Tatjana Gibbons, uma das autoras deste trabalho e especialista do Departamento Nuffield de Saúde da Mulher e Reprodutiva da Universidade de Oxford, considera que, “apesar da crescente consciencialização sobre a endometriose, enfrentar os desafios de quem vive com a doença exige estratégias nacionais coordenadas, desenvolvidas em colaboração com os decisores políticos, os defensores e as próprias doentes, para reduzir o seu impacto global”.

“Embora o impacto pessoal e socioeconómico substancial da endometriose seja evidente, existem enormes disparidades na disponibilidade de políticas que auxiliem no cuidado de pessoas com a doença em todo o mundo”, refere a autora sénior, Krina Zondervan, Chefe do Departamento Nuffield de Saúde da Mulher e Reprodutiva da Universidade de Oxford e codiretora do Centro CaRe de Endometriose de Oxford.

Já David Adamson, coautor sénior e presidente do Comité Internacional para a Monitorização de Tecnologias de Reprodução Assistida, acrescenta que “a falta de políticas de saúde significa que os doentes e os médicos não têm recursos ou requisitos fundamentais em que se basear; potencialmente alargando as barreiras socioeconómicas, geográficas e clínicas ao acesso aos serviços necessários para o tratamento da endometriose”.

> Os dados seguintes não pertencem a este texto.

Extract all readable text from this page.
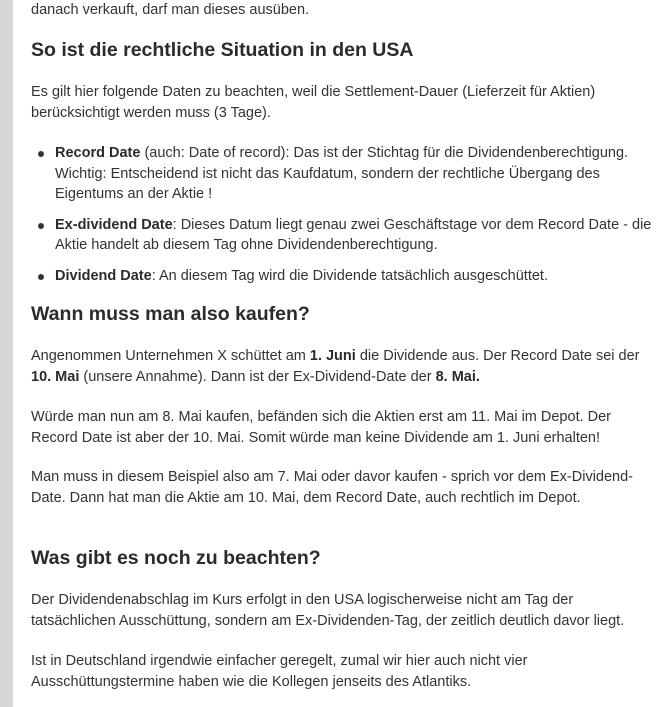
danach verkauft, darf man dieses ausüben.

So ist die rechtliche Situation in den USA

Es gilt hier folgende Daten zu beachten, weil die Settlement-Dauer (Lieferzeit für Aktien) berücksichtigt werden muss (3 Tage).

Record Date (auch: Date of record): Das ist der Stichtag für die Dividendenberechtigung. Wichtig: Entscheidend ist nicht das Kaufdatum, sondern der rechtliche Übergang des Eigentums an der Aktie !
Ex-dividend Date: Dieses Datum liegt genau zwei Geschäftstage vor dem Record Date - die Aktie handelt ab diesem Tag ohne Dividendenberechtigung.
Dividend Date: An diesem Tag wird die Dividende tatsächlich ausgeschüttet.
Wann muss man also kaufen?

Angenommen Unternehmen X schüttet am 1. Juni die Dividende aus. Der Record Date sei der 10. Mai (unsere Annahme). Dann ist der Ex-Dividend-Date der 8. Mai.

Würde man nun am 8. Mai kaufen, befänden sich die Aktien erst am 11. Mai im Depot. Der Record Date ist aber der 10. Mai. Somit würde man keine Dividende am 1. Juni erhalten!

Man muss in diesem Beispiel also am 7. Mai oder davor kaufen - sprich vor dem Ex-Dividend-Date. Dann hat man die Aktie am 10. Mai, dem Record Date, auch rechtlich im Depot.

Was gibt es noch zu beachten?

Der Dividendenabschlag im Kurs erfolgt in den USA logischerweise nicht am Tag der tatsächlichen Ausschüttung, sondern am Ex-Dividenden-Tag, der zeitlich deutlich davor liegt.

Ist in Deutschland irgendwie einfacher geregelt, zumal wir hier auch nicht vier Ausschüttungstermine haben wie die Kollegen jenseits des Atlantiks.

Os autores apelam aos governos, às sociedades médicas e aos grupos de defesa dos doentes para colaborarem na criação, manutenção e promoção de padrões claros e específicos para cada região no tratamento da endometriose, esforços que, afirmam, são essenciais para reduzir os atrasos no diagnóstico, melhorar a qualidade de vida e garantir o acesso equitativo ao tratamento em todo o mundo.

Da sensibilização à ação: o apelo a uma resposta global coordenada

Um editorial complementar da revista The Lancet afirma que este é o momento de passar “da sensibilização à ação”, instando os governos a tratarem a endometriose como uma doença crónica que exige uma resposta nacional coordenada. Num segundo editorial complementar, a OMS declara reconhecer o impacto da endometriose no bem-estar físico, mental e socioeconómico, e que é necessário demonstrar que a existência de políticas e orientações se traduza em impactos substanciais que melhorem a vida de milhões de pessoas com endometriose.